# New to haunt, need good resorces.



## Lissa Broyles (Sep 18, 2012)

Hell0 everyone! I am fairly new to the whole home haunt stuff. I've done little things, but nothing big. So here I am, looking to people who have done it before. This year my son wants to be a zombie in a body bag. Searching the internet I can not seem to find a body bag suitable for an 8 year old to wonder around inside of. Is there anyone out there that has any good ideas? I thought about just getting a big trash bag and cutting a slit down it, but some how that just doesn't sound like the safest idea. 
Thank you in advance (I'm such a noob  )


----------



## Troll Wizard (May 3, 2012)

First let me say Hi...and depending on how tall your son is, you may be able to find a really large duffel bag to have him roam inside with. I know my son has one that he got and he's just over 6ft tall and he can get inside his without any problems. The only problem I would see with a large garbage bag is that they may tear with him being inside.

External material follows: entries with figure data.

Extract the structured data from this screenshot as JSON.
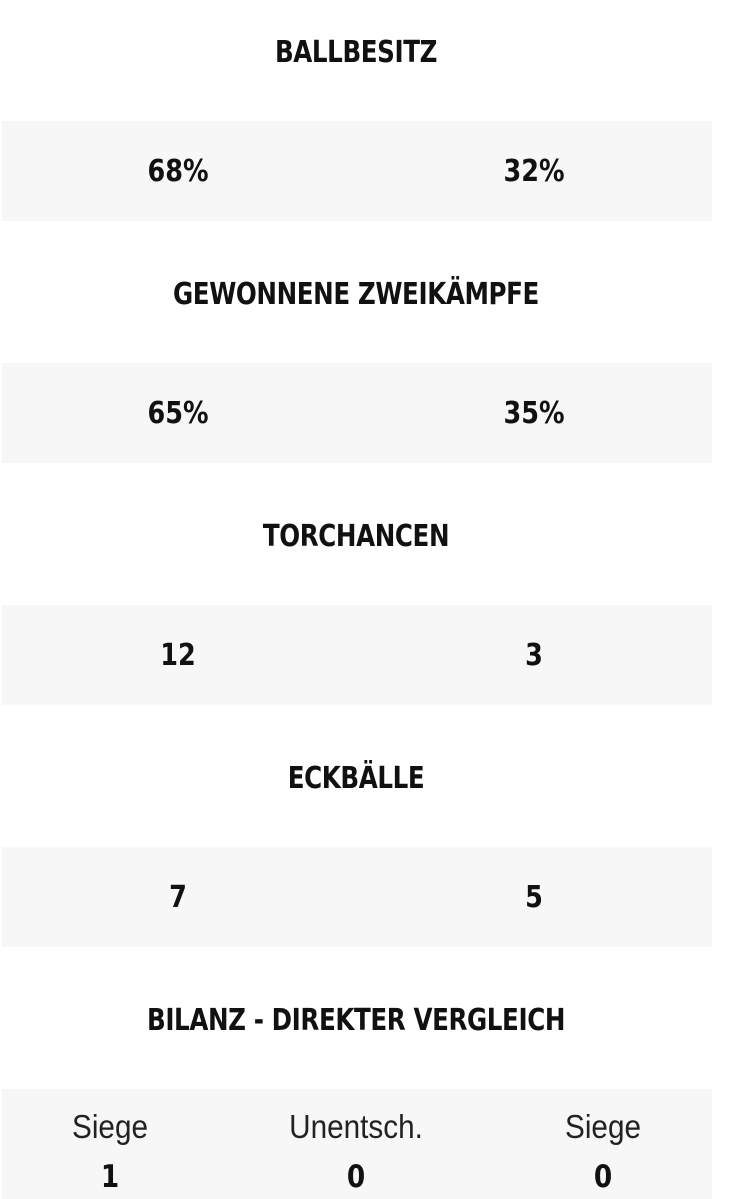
{
  "stats": [
    {
      "title": "BALLBESITZ",
      "home": "68%",
      "away": "32%"
    },
    {
      "title": "GEWONNENE ZWEIKÄMPFE",
      "home": "65%",
      "away": "35%"
    },
    {
      "title": "TORCHANCEN",
      "home": "12",
      "away": "3"
    },
    {
      "title": "ECKBÄLLE",
      "home": "7",
      "away": "5"
    }
  ],
  "bilanz": {
    "title": "BILANZ - DIREKTER VERGLEICH",
    "home_label": "Siege",
    "home_value": "1",
    "draw_label": "Unentsch.",
    "draw_value": "0",
    "away_label": "Siege",
    "away_value": "0"
  }
}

The other option would be to go online at this time and check out maybe either Spencer or Spirit.com to see about getting a body bag prop from them. They may only be available for adults sizes and not for younger kids. There are a lot of companies out there online for Halloween stuff that you can choose from.


----------



## ZombieMa (Jul 16, 2013)

You could sew one from some fabric, or a bedsheet. You can also buy clear vinyl by the yard at the fabric store. If you made the front clear vinyl and the back black, then he could do more than just have his face sticking out (maybe a t-shirt that you paint to look like a torso that's been through an autopsy? I would probably just cut a hole in the clear vinyl for his face to stick out of, finish the cut edge with black electrical tape, and then put a strip of tape down the middle of the clear vinyl to look like a zipper (in the dark, anyhow). If you want to use fabric for the front and back, then use fray check to seal the cut edge of the fabric around the face hole, and fabric paint to add a zipper-like detail. You could also paint words on, like "property of city morgue" or "county coroner." You can print out the shape of the words you want on paper or cardstock, and then use an xacto knife to cut out the words so you have a stencil. Just make sure you use a thick blocky font so you can cut easily. Then tape it to the fabric and spray paint it.


----------



## DandyBrit (May 23, 2013)

I saw someone who had made a body bag that her legs stuck out at the bottom of and her head at the top, and it was just a vinyl suit/coat storage bag that you can store stuff hung up in the wardrobe in - the ones with the zip at the front if you know what I mean


----------



## Haunted Spider (Sep 6, 2010)

Depending on how crafty you are, here is my suggestion. Make a body bag with a long zipper in the front out of a sheet or other suitable material and a sewing machine, so it fits your son's height. Then go buy several cans of spray on bed liner, or Rustoleum leak seal, and spray the whole thing. The liner and sealer are both black, and would rubberize the custom bag you made, making like a rubber material body bag. Print on it county morgue or whatever you want, dirty it up good, tear some holes in it, make the arm and leg slits which I would do as controlled tears which are not even with each other so it looks like he was trying to get out of it, and have fun. That is how I would do it.

Just protect the zipper when you spray or it won't work anymore.


----------



## fontgeek (Jul 24, 2006)

Keep in mind that making this waterproof is also going to make it a sweat box for the person "wearing" it.


----------



## awokennightmare (Jan 31, 2013)

Your best bet is to make it. The suggestions above sound good to me.


----------